Consume kafka data and store it in databend.
make sure you have a config.properties
file in the resources dir with the following properties:
# config.properties
kafka.bootstrap.servers=localhost:9092
kafka.consumer.group.id=1
kafka.json.topic=test_kafka
kafka.file.topic=orders
output.directory=/tmp
databend.dsn=jdbc:databend://tn3ftqihs--medium-p8at.gw.aws-us-east-2.default.databend.com:443?ssl=true
databend.user=cloudapp
databend.password=databend
databend.tmpTable=tbcc
databend.batch.size=1
databend.targetTable=tb_t
databend.interval=5
Need Jdk 1.8 or higher version, and maven 3.6.3 or higher version.

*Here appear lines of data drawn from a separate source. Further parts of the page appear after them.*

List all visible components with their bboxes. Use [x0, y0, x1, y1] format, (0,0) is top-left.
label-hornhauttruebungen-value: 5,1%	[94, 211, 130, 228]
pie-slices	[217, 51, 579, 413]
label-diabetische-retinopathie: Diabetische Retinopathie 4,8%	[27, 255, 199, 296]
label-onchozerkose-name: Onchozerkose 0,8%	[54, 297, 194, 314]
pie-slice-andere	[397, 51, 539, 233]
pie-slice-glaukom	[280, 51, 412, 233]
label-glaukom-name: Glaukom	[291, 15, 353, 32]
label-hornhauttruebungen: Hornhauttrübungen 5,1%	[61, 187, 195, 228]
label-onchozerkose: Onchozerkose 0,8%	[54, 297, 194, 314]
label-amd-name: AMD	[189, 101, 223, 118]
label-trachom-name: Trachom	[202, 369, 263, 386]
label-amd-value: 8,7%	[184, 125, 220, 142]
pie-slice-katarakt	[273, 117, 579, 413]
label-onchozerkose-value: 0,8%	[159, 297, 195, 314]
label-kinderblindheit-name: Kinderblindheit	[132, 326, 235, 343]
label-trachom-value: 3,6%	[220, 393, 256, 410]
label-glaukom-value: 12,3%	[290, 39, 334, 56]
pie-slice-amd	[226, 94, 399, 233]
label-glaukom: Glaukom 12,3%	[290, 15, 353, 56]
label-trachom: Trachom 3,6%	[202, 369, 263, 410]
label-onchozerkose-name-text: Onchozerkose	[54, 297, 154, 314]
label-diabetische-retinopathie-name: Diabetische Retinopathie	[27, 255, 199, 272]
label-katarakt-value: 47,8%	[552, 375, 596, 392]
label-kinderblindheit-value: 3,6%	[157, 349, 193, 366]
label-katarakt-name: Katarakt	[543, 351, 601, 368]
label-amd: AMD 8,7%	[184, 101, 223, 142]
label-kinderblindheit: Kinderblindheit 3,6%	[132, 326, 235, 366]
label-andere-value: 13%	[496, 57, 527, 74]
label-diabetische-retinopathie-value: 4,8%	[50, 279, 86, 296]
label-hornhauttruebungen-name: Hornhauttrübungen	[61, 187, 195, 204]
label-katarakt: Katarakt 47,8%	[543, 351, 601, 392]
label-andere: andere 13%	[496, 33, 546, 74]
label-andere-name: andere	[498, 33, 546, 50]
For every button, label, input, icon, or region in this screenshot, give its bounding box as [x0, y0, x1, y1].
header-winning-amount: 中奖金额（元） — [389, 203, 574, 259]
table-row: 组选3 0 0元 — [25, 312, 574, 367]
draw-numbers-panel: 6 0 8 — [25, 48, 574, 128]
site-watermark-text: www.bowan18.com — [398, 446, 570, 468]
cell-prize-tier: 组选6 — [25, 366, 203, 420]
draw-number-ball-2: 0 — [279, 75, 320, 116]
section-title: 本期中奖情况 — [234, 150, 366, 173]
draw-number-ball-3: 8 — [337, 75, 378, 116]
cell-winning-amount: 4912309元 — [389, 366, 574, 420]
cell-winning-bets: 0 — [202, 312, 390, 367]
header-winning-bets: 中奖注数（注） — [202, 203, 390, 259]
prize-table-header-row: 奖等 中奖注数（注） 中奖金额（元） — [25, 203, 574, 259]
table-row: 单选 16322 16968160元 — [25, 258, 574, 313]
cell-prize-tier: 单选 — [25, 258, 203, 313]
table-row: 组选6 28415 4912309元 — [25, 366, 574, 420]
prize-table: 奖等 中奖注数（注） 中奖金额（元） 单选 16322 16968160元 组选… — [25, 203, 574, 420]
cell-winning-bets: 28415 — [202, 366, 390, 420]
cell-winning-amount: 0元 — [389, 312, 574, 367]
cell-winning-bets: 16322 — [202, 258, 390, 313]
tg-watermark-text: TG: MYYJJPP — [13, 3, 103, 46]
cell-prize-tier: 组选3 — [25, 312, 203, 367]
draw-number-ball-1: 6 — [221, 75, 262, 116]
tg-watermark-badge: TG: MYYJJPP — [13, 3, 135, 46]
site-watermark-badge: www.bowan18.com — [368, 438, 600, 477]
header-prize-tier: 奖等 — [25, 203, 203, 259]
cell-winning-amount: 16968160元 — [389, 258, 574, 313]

First you should have maven installed, then you can run the following command to build the project:
Before you build the project, you should have a databend server running, and write your config in src/main/resources/config.properties
mvn clean package
java -jar target/ktobend-1.0-SNAPSHOT-jar-with-dependencies.jar
Then you can see:
SLF4J: Failed to load class "org.slf4j.impl.StaticLoggerBinder".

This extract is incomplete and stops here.